The fact that in spite of Trump’s actions and traits—prioriticising Russia’s strategic interests over his own country’s, packing the courts, eroding hallowed American institutions like the military, misusing his presidential powers to benefit his businesses, racism, misogyny, nepotism, threats to shoot immigrants, detaining thousand of child refugees—the president keeps his massive support base is a telling comment about how his country has changed. 

Raisina Hill is watching the proceedings on Capitol Hill cautiously. Even if Trump is impeached, it is unlikely to make much difference to US policy towards India. There are 3.1 million NRIs living in America who form a strong vote base for any political party in the US. President Trump’s enthusiasm for Prime Minister Narendra Modi during the Howdy Modi event on September 23 showed that he needs Indian Americans more than the other way around.

Trump has always proved to be an unreliable ally and any president who comes after him will be more consistent in foreign policy. Trump’s visa rules, which are disadvantageous to Indians and Indian companies, have also generated suspicion though the Republican Party has strong support from pro-Hindutva NRIs in the US. Whether Trump goes or stays, the damage he caused America’s institutions will take generations to repair.

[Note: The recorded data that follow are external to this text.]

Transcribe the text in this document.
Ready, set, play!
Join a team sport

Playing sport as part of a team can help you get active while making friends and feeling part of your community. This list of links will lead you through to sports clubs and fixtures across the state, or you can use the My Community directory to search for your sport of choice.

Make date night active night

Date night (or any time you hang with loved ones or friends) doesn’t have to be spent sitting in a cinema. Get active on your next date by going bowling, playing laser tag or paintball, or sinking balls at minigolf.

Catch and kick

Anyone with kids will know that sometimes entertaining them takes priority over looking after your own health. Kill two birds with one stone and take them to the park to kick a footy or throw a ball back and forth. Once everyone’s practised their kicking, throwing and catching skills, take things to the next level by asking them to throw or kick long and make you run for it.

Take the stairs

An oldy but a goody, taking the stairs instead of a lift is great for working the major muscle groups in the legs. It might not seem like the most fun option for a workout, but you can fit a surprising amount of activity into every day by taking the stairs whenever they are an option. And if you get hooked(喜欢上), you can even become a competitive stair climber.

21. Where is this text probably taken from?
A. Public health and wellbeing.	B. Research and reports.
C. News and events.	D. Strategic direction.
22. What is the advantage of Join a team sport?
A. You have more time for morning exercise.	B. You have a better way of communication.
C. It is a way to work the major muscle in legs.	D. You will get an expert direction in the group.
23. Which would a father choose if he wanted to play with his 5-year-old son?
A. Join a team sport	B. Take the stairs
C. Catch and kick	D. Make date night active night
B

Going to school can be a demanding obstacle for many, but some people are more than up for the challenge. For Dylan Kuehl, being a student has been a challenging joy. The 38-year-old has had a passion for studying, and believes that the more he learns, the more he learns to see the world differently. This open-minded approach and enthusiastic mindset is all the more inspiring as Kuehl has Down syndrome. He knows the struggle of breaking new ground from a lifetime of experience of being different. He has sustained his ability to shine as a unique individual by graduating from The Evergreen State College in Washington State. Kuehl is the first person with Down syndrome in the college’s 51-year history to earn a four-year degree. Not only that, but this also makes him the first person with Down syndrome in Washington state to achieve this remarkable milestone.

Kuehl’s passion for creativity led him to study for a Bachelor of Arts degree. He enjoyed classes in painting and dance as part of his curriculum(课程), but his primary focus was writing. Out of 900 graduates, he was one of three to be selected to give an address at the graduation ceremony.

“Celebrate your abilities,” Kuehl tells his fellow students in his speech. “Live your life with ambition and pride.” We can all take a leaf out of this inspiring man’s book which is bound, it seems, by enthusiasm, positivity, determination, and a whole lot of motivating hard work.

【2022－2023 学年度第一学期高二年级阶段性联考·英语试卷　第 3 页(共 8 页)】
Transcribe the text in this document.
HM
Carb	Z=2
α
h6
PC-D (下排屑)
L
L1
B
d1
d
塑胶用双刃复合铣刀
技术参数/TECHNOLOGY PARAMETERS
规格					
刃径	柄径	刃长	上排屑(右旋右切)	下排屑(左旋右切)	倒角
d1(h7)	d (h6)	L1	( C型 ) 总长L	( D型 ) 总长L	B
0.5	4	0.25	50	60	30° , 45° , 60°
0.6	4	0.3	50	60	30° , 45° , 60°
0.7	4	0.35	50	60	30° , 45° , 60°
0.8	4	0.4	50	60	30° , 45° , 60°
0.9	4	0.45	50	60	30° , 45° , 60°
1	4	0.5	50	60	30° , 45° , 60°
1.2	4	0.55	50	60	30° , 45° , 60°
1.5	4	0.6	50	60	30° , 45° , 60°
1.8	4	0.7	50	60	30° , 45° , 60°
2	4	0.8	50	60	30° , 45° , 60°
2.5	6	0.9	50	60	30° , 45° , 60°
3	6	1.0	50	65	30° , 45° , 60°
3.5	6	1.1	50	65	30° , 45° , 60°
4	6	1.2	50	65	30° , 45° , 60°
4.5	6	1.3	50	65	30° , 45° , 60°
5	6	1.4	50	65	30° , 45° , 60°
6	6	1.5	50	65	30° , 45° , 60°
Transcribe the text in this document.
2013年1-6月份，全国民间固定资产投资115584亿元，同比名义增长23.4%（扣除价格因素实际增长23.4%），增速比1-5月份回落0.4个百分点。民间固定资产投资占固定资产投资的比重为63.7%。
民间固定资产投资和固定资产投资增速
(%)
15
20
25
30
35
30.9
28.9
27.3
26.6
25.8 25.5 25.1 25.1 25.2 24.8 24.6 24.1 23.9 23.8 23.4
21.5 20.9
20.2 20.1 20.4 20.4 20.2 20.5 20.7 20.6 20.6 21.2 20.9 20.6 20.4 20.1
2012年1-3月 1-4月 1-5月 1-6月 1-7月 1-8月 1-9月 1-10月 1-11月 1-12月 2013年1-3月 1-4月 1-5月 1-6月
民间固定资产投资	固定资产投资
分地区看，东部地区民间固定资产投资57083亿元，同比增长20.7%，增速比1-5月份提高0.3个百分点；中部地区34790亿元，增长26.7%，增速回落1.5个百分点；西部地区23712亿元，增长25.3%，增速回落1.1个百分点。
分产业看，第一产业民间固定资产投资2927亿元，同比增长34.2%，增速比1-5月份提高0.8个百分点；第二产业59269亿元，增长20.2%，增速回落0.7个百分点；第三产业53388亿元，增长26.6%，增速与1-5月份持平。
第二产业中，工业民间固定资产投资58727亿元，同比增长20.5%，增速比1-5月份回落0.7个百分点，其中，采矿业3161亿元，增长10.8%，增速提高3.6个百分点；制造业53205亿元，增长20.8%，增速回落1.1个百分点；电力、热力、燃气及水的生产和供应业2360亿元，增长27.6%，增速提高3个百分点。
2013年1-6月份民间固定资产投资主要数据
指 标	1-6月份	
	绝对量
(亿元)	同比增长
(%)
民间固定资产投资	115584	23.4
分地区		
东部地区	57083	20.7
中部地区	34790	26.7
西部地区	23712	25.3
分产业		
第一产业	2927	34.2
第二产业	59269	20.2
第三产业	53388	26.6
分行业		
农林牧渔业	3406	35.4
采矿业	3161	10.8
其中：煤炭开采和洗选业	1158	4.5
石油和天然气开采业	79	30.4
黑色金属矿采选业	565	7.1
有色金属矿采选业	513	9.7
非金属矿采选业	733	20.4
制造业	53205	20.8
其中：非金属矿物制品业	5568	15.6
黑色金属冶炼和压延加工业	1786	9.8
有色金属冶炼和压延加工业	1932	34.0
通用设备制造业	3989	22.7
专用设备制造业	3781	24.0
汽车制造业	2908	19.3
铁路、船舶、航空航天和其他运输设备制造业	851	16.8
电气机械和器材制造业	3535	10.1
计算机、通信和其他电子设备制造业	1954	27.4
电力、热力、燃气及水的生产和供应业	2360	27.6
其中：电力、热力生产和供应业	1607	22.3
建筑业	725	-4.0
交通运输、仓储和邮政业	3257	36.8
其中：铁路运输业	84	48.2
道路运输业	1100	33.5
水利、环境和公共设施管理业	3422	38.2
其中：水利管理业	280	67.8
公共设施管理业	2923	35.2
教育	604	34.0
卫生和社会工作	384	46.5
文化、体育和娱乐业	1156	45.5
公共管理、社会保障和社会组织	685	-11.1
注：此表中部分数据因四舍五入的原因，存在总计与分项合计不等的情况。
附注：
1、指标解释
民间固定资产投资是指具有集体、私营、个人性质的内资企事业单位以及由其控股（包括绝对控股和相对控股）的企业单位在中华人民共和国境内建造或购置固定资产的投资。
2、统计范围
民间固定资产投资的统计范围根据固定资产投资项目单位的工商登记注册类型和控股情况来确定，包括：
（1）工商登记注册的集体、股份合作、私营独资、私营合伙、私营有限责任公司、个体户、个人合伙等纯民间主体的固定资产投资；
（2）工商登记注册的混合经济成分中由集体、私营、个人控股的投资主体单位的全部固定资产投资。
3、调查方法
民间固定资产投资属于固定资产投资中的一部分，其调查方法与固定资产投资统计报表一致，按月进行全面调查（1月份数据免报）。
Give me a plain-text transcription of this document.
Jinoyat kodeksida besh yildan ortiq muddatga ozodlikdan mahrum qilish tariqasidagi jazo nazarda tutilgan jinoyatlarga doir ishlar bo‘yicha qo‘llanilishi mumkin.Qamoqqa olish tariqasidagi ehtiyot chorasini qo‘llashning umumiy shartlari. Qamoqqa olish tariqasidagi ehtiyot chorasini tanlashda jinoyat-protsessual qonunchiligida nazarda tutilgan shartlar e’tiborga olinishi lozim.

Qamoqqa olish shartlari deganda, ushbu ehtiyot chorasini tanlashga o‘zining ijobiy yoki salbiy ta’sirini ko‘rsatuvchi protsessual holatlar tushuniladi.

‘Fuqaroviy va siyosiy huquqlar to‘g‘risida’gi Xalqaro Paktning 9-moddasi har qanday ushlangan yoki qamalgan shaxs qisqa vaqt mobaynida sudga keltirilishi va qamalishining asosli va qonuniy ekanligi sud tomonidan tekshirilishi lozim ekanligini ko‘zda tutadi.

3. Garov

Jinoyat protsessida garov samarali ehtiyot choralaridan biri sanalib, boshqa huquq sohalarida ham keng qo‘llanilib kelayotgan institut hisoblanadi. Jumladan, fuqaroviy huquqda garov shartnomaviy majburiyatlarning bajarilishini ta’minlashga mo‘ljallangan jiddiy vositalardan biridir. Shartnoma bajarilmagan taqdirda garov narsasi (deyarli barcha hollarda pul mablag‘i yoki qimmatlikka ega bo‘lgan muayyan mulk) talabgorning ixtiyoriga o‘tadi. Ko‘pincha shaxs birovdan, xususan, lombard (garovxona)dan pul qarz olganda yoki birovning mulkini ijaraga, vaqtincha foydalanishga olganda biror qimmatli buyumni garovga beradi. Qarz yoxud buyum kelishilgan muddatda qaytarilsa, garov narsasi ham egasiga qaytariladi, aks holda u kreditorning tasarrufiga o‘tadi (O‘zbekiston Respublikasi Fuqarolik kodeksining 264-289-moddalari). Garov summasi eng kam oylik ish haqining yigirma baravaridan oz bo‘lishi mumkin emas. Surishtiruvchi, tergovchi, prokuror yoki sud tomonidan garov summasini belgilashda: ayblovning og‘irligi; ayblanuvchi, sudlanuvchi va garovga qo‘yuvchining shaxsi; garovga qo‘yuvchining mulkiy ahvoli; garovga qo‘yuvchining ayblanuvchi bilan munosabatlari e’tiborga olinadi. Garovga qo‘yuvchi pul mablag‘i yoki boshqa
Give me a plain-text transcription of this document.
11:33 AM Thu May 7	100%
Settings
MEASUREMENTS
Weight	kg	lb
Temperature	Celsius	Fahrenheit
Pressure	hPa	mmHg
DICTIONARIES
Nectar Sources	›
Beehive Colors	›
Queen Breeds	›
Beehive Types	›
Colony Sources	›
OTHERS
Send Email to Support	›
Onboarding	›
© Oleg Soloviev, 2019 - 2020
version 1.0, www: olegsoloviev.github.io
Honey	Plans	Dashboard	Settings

Rudy Giuliani: Smooth Operator

The principal figure at the centre of the web of the Ukranian conspiracy is Donald Trump’s by-now-notorious attorney and well-respected former New York Mayor Rudy Giuliani. That sheen seems to be fading and he looks vulnerable now. His old friend and president seemed ready to sacrifice him to save his own skin as he had done frequently on previous occasions. Trump told a reporter, "No, I didn’t direct him, but he is a warrior, he is a warrior." Giuliani has publicly announced that he was behind the investigation “concerning 2016 Ukrainian collusion and corruption” on Trump’s behalf. Things could get ugly fast.

He is already being investigated by federal prosecutors related to his doings in Ukraine. With Ukranian business interests of his own, Giuliani was working closely with two influential American Ukranian businessmen Lev Parnas and Igor Fruman who are now in jail for election fraud.

They had introduced him to Ukrainian officials to persuade their government to investigate the Bidens. When they complained that Marie Yovanovitch, US ambassador to Kiev, was not cooperating with Trump’s plan to probe Hunter Biden though he was cleared of all wrong doing, Giuliani immediately called up Trump and got her “kneecapped” (her words) because she was not loyal to the president.

Trump had told Volodymyr Zelensky that he would attend his swearing in, which Giuliani had treated as a precondition to a public announcement into a Biden probe. Knowing the Ukranian President’s starry-eyed desire to visit the White House, Giuliani made the probe a precondition for the invitation. The ex-Mayor suspects the White House would make him the fall guy. In an interview on Fox News, he claimed to have “insurance” if Trump tried to “throw him under the bus” and that his “hospital bills would be paid”. The man who colluded with and supported Trump the most could very well be the man who brings him down.